There is an urgent need to redress the lack of compliance with the engineering aspects of airborne infection control. A study with a larger sample size is recommended to assess which ventilation system is most effective in achieving the ideal outcomes. New ECs should consider local infectious disease prevalence when planning their buildings, to include appropriate ventilation systems to limit transmission of airborne infectious diseases. Existing facilities should look at ways to improve compliance with ideal airborne infection control measures. Installation of negative pressure monitors for isolation rooms is strongly advocated.

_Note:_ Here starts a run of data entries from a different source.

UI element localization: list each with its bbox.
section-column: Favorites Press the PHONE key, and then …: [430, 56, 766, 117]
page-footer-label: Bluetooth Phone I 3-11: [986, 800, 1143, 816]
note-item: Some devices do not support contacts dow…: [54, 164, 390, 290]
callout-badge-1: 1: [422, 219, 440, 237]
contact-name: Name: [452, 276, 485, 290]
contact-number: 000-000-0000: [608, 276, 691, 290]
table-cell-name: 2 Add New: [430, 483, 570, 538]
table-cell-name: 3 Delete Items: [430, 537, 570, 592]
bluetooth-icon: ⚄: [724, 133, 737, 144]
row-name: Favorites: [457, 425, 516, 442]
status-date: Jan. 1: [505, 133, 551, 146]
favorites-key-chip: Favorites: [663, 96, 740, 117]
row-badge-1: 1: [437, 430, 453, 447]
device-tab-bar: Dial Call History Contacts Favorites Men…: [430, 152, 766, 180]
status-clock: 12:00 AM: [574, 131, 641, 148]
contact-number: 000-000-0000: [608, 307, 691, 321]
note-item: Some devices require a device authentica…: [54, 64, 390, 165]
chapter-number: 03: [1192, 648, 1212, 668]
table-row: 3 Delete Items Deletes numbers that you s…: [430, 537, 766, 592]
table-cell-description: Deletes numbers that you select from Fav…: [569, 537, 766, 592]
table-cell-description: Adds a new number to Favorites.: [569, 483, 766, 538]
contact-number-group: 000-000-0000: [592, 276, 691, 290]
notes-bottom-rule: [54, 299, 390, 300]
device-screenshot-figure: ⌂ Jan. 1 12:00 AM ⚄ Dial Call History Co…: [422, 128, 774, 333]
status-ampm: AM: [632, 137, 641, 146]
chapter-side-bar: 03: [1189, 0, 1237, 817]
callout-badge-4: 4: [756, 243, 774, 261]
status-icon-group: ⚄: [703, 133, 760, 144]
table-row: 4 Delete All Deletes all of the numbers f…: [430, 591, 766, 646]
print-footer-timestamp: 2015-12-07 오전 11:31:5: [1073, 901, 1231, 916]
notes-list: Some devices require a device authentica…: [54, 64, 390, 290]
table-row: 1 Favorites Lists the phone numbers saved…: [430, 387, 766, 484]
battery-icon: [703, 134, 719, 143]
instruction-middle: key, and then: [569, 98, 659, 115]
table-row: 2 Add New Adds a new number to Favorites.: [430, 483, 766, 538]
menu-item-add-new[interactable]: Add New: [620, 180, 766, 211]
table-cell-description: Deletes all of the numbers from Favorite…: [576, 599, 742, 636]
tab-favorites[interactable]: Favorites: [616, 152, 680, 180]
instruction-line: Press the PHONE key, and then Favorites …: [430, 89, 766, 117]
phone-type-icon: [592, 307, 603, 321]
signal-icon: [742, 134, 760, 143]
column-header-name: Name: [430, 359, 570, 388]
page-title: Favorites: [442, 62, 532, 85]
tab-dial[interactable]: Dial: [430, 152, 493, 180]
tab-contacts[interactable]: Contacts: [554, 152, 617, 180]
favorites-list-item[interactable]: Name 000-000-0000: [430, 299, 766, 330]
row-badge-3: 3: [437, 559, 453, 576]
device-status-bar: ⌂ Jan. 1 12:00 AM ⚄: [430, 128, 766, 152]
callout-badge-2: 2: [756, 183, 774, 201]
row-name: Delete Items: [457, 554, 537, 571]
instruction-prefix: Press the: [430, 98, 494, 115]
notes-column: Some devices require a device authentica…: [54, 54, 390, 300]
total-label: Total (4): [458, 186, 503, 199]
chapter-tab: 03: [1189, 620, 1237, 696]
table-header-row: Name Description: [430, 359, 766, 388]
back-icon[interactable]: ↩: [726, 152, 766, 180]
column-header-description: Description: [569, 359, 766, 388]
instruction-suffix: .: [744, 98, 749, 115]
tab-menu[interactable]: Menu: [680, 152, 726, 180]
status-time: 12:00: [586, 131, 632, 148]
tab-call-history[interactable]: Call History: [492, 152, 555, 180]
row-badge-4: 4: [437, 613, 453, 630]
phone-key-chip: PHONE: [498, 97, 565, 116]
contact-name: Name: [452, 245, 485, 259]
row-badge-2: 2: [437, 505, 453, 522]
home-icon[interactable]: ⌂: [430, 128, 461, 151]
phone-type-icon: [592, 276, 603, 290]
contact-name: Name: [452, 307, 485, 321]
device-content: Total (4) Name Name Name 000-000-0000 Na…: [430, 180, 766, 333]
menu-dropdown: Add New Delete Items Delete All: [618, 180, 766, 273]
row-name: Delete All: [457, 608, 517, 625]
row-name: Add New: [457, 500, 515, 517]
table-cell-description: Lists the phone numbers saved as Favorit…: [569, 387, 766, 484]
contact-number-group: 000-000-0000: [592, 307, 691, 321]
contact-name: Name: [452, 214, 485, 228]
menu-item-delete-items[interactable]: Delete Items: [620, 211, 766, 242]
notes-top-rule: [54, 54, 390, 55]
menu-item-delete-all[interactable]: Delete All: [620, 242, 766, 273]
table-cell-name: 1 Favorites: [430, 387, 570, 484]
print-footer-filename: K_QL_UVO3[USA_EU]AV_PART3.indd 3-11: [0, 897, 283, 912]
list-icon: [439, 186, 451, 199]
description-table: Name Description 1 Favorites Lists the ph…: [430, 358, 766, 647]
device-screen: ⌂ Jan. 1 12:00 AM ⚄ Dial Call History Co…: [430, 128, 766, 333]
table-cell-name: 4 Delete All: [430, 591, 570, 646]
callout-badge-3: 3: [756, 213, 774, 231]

This study focused on ventilation in rooms in ECs where patients with known or suspected airborne infectious diseases are managed. Future studies should also address airborne infection control measures in the entire facility in which the EC is situated, to protect patients and staff from nosocomial transmission of pathogens from asymptomatic individuals. Future research should be conducted to evaluate healthcare workers’ knowledge of infection control for the spread of airborne disease.

We did not measure or record nosocomial infection rates within each centre. This would be useful to determine the compliance with airborne infection control measures and to report associated nosocomial infection rates of airborne pathogens such as TB.



The design, layout, implementation, maintenance and monitoring of airborne infection control is generally poorly implemented in ECs in the Cape Town Metropole region of South Africa. This may promote the nosocomial spread of airborne infectious diseases, including TB, and may be a contributing factor to the documented failure of existing TB infection control programmes.6 Urgent redress is required to optimise compliance to the ventilatory component of infection control practices in public-sector ECs.

• Mixed ventilation systems may offer the greatest number of room air changes per hour, with acceptable flow rates.
• Improving and maintaining ventilation systems in ECs might prevent transmission of infection amongst patients and staff.
• Natural ventilation does not provide adequate ventilation to control airborne spread of infectious particles safely.



The authors acknowledge the co-operation of emergency centre staff  in the eight centres. 



The authors declare no conflicts of interest.



The investigators did not receive funding support for this study.